Let's do this exercise because there are a few things which may be a complication. From your description of the format it isn't clear to me if the "string" and what follows the string are delimited e.g. by a whitespace (space, tab, etc.). If not, you can't just read a std::string
: the default behavior for them is to read until the next whitespace. There are ways to tweak the stream into considering characters as whitespace (using std::ctype<char>
) but I'll just assume that there is space. In this case, the extractor for Foo
could look like this (note, all code is entirely untested):
std::istream& read_data(std::istream& is, Foo& foo, std::string& s) {
Foo tmp(s);
if (is >> get_char<'('> >> tmp.m_x >> get_char<','> >> tmp.m_y >> get_char<')'>)
std::swap(tmp, foo);
return is;
}
std::istream& operator>>(std::istream& is, Foo& foo)
{
std::string s;
return read_data(is >> s, foo, s);
}
The idea is that read_data()
read the part of a Foo
which is different from Bar
when reading a FooBar
. A similar approach would be used for Bar
but I omit this. The more interesting bit is the use of this funny get_char()
function template. This is something called a manipulator and is just a function taking a stream reference as argument and returning a stream reference. Since we have different characters we want to read and compare against, I made it a template but you can have one function per character as well. I'm just too lazy to type it out:
template <char Expect>
std::istream& get_char(std::istream& in) {
char c;
if (in >> c && c != 'e') {
in.set_state(std::ios_base::failbit);
}
return in;
}
What looks a bit weird about my code is that there are few checks if things worked. That is because the stream would just set std::ios_base::failbit
when reading a member failed and I don't really have to bother myself. The only case where there is actually special logic added is in get_char()
to deal with expecting a specific character. Similarly there is no skipping of whitespace characters (i.e. use of std::ws
) going on: all the input functions are formatted input
functions and these skip whitespace by default (you can turn this off by using e.g. in >> std::noskipws
) but then lots of things won't work.
With a similar implementation for reading a Bar
, reading a FooBar
would look something like this:
std::istream& operator>> (std::istream& in, FooBar& foobar) {
std::string s;
if (in >> s) {
switch ((in >> std::ws).peek()) {
case '(': { Foo foo; read_data(in, foo, s); foobar = foo; break; }
case '[': { Bar bar; read_data(in, bar, s); foobar = bar; break; }
default: in.set_state(std::ios_base::failbit);
}
}
return in;
}
This code uses an unformatted input function, peek()
which just looks at the next character.

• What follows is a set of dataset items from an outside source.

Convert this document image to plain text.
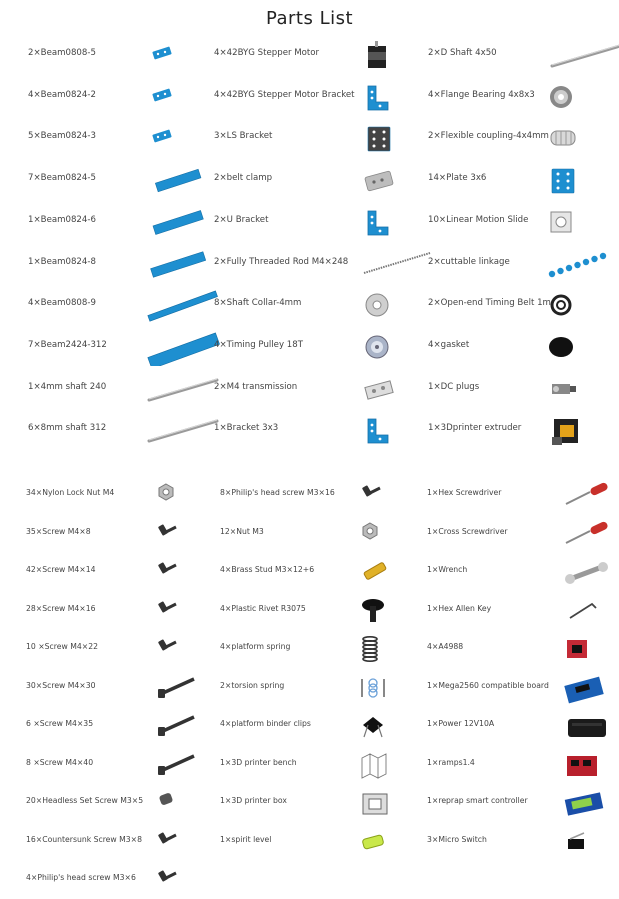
Parts List
2×Beam0808-5
4×Beam0824-2
5×Beam0824-3
7×Beam0824-5
1×Beam0824-6
1×Beam0824-8
4×Beam0808-9
7×Beam2424-312
1×4mm shaft 240
6×8mm shaft 312
4×42BYG Stepper Motor
4×42BYG Stepper Motor Bracket
3×LS Bracket
2×belt clamp
2×U Bracket
2×Fully Threaded Rod M4×248
8×Shaft Collar-4mm
4×Timing Pulley 18T
2×M4 transmission
1×Bracket 3x3
2×D Shaft 4x50
4×Flange Bearing 4x8x3
2×Flexible coupling-4x4mm
14×Plate 3x6
10×Linear Motion Slide
2×cuttable linkage
2×Open-end Timing Belt 1m
4×gasket
1×DC plugs
1×3Dprinter extruder
34×Nylon Lock Nut M4
35×Screw M4×8
42×Screw M4×14
28×Screw M4×16
10 ×Screw M4×22
30×Screw M4×30
6 ×Screw M4×35
8 ×Screw M4×40
20×Headless Set Screw M3×5
16×Countersunk Screw M3×8
4×Philip's head screw M3×6
8×Philip's head screw M3×16
12×Nut M3
4×Brass Stud M3×12+6
4×Plastic Rivet R3075
4×platform spring
2×torsion spring
4×platform binder clips
1×3D printer bench
1×3D printer box
1×spirit level
1×Hex Screwdriver
1×Cross Screwdriver
1×Wrench
1×Hex Allen Key
4×A4988
1×Mega2560 compatible board
1×Power 12V10A
1×ramps1.4
1×reprap smart controller
3×Micro Switch
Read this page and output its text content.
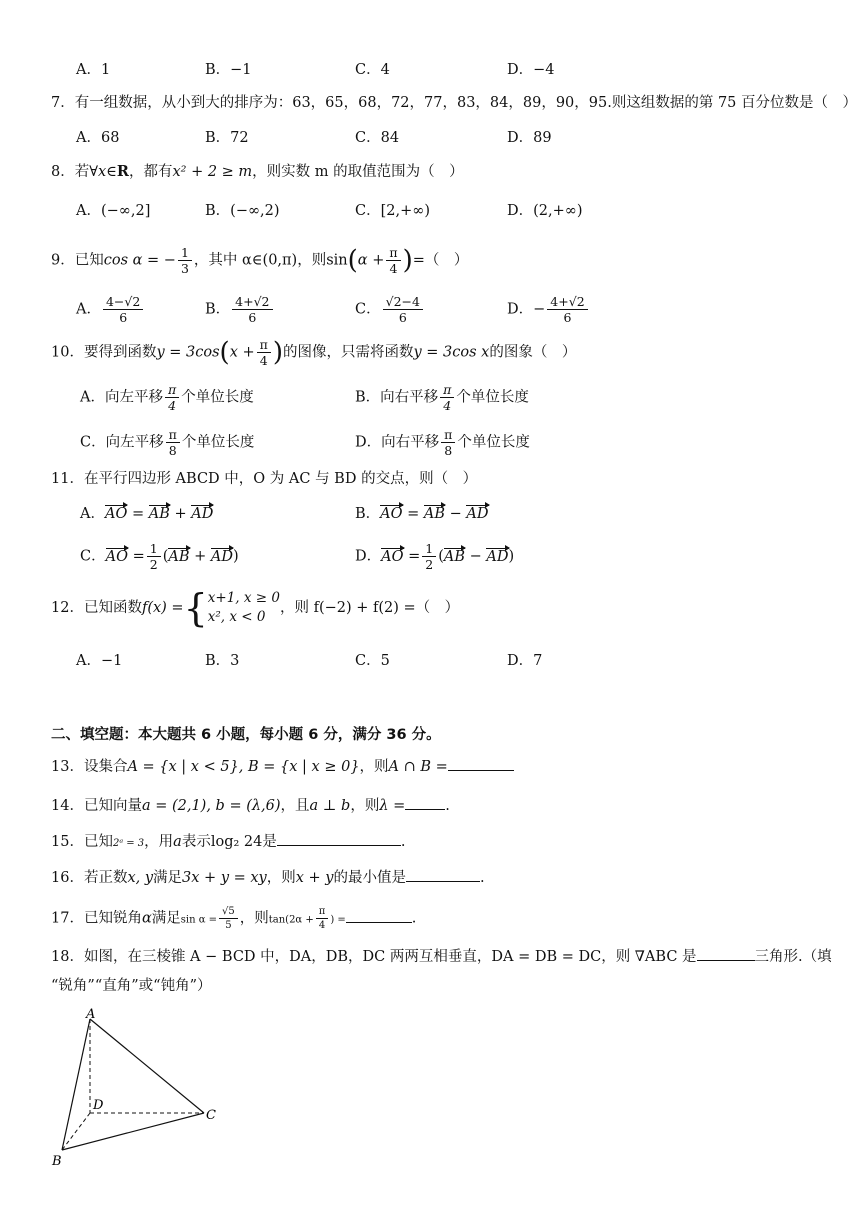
A．1	B．−1	C．4	D．−4
7．有一组数据，从小到大的排序为：63，65，68，72，77，83，84，89，90，95.则这组数据的第 75 百分位数是（　）
A．68	B．72	C．84	D．89
8．若∀x∈R，都有x² + 2 ≥ m，则实数 m 的取值范围为（　）
A．(−∞,2]	B．(−∞,2)	C．[2,+∞)	D．(2,+∞)
9．已知cos α = − $\frac{1}{3}$ ，其中 α∈(0,π)，则$\sin(\alpha + \frac{\pi}{4}$ )=（　）
A． $\frac{4-√2}{6}$	B． $\frac{4+√2}{6}$	C． $\frac{√2-4}{6}$	D．− $\frac{4+√2}{6}$
10．要得到函数$y = 3\cos(x + \frac{\pi}{4}$ )的图像，只需将函数y = 3cos x的图象（　）
A．向左平移 $\frac{\pi}{4}$ 个单位长度	B．向右平移 $\frac{\pi}{4}$ 个单位长度
C．向左平移 $\frac{\pi}{8}$ 个单位长度	D．向右平移 $\frac{\pi}{8}$ 个单位长度
11．在平行四边形 ABCD 中，O 为 AC 与 BD 的交点，则（　）
A．AO = AB + AD	B．AO = AB − AD
C．AO = $\frac{1}{2} (AB + AD)$	D．AO = $\frac{1}{2} (AB - AD)$
12．已知函数f(x) ={ x+1, x ≥ 0
x², x < 0
，则 f(−2) + f(2) =（　）
A．−1	B．3	C．5	D．7
二、填空题：本大题共 6 小题，每小题 6 分，满分 36 分。
13．设集合A = {x | x < 5}, B = {x | x ≥ 0}，则A ∩ B =
14．已知向量a = (2,1), b = (λ,6)，且a ⊥ b，则λ =	.
15．已知2ᵃ = 3，用a表示log₂ 24是	.
16．若正数x, y满足3x + y = xy，则x + y的最小值是	.
17．已知锐角α满足$\sin \alpha = \frac{√5}{5}$ ，则$\tan(2\alpha + \frac{\pi}{4}$ ) =	.
18．如图，在三棱锥 A − BCD 中，DA，DB，DC 两两互相垂直，DA = DB = DC，则 ∇ABC 是	三角形.（填
“锐角”“直角”或“钝角”）
A
B
C
D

It either return the next character or it returns std::char_traits<char>::eof()
if it fails. So, if there is either an opening parenthesis or an opening bracket we have read_data()

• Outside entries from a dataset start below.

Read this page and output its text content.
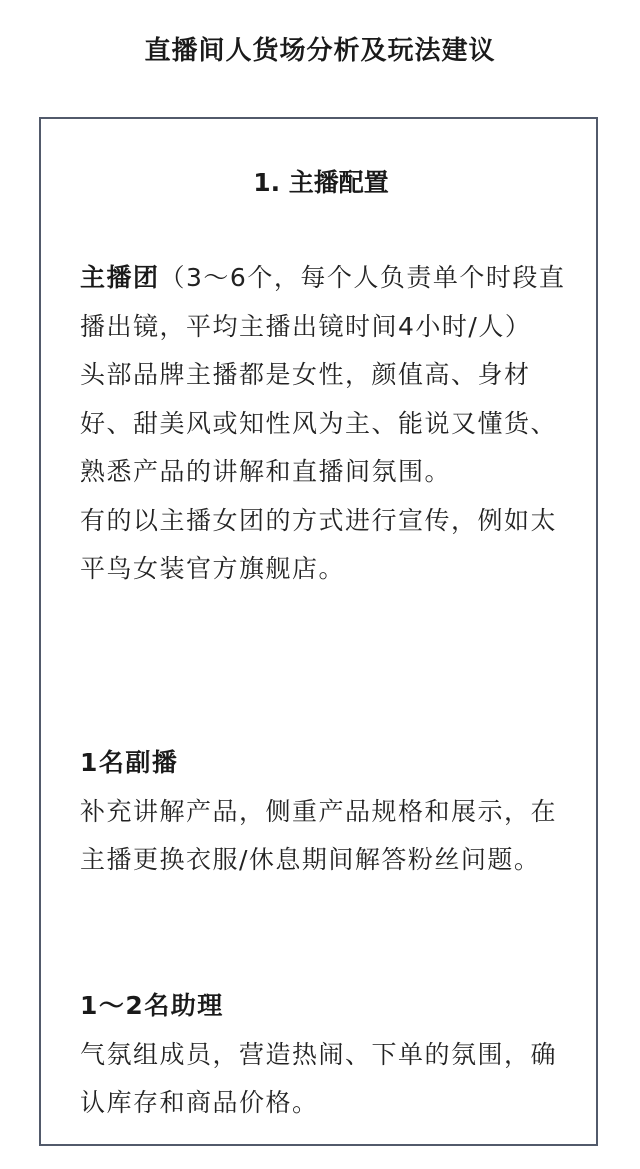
直播间人货场分析及玩法建议
1. 主播配置

主播团（3～6个，每个人负责单个时段直播出镜，平均主播出镜时间4小时/人）

头部品牌主播都是女性，颜值高、身材好、甜美风或知性风为主、能说又懂货、熟悉产品的讲解和直播间氛围。

有的以主播女团的方式进行宣传，例如太平鸟女装官方旗舰店。

1名副播

补充讲解产品，侧重产品规格和展示，在主播更换衣服/休息期间解答粉丝问题。

1～2名助理

气氛组成员，营造热闹、下单的氛围，确认库存和商品价格。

take over. Otherwise we always fail. Solved the immediate problem. On to distributing information...
Should one write his calls to operator>> to leave the initial data still available after a failure ?
The general answer is: no. If you failed to read something went wrong and you give up. This might mean that you need to work harder to avoid failing, though. If you really need to back off from the position you were at to parse your data, you might want to read data first into a std::string
using std::getline()
and then analyze this string. Use of std::getline()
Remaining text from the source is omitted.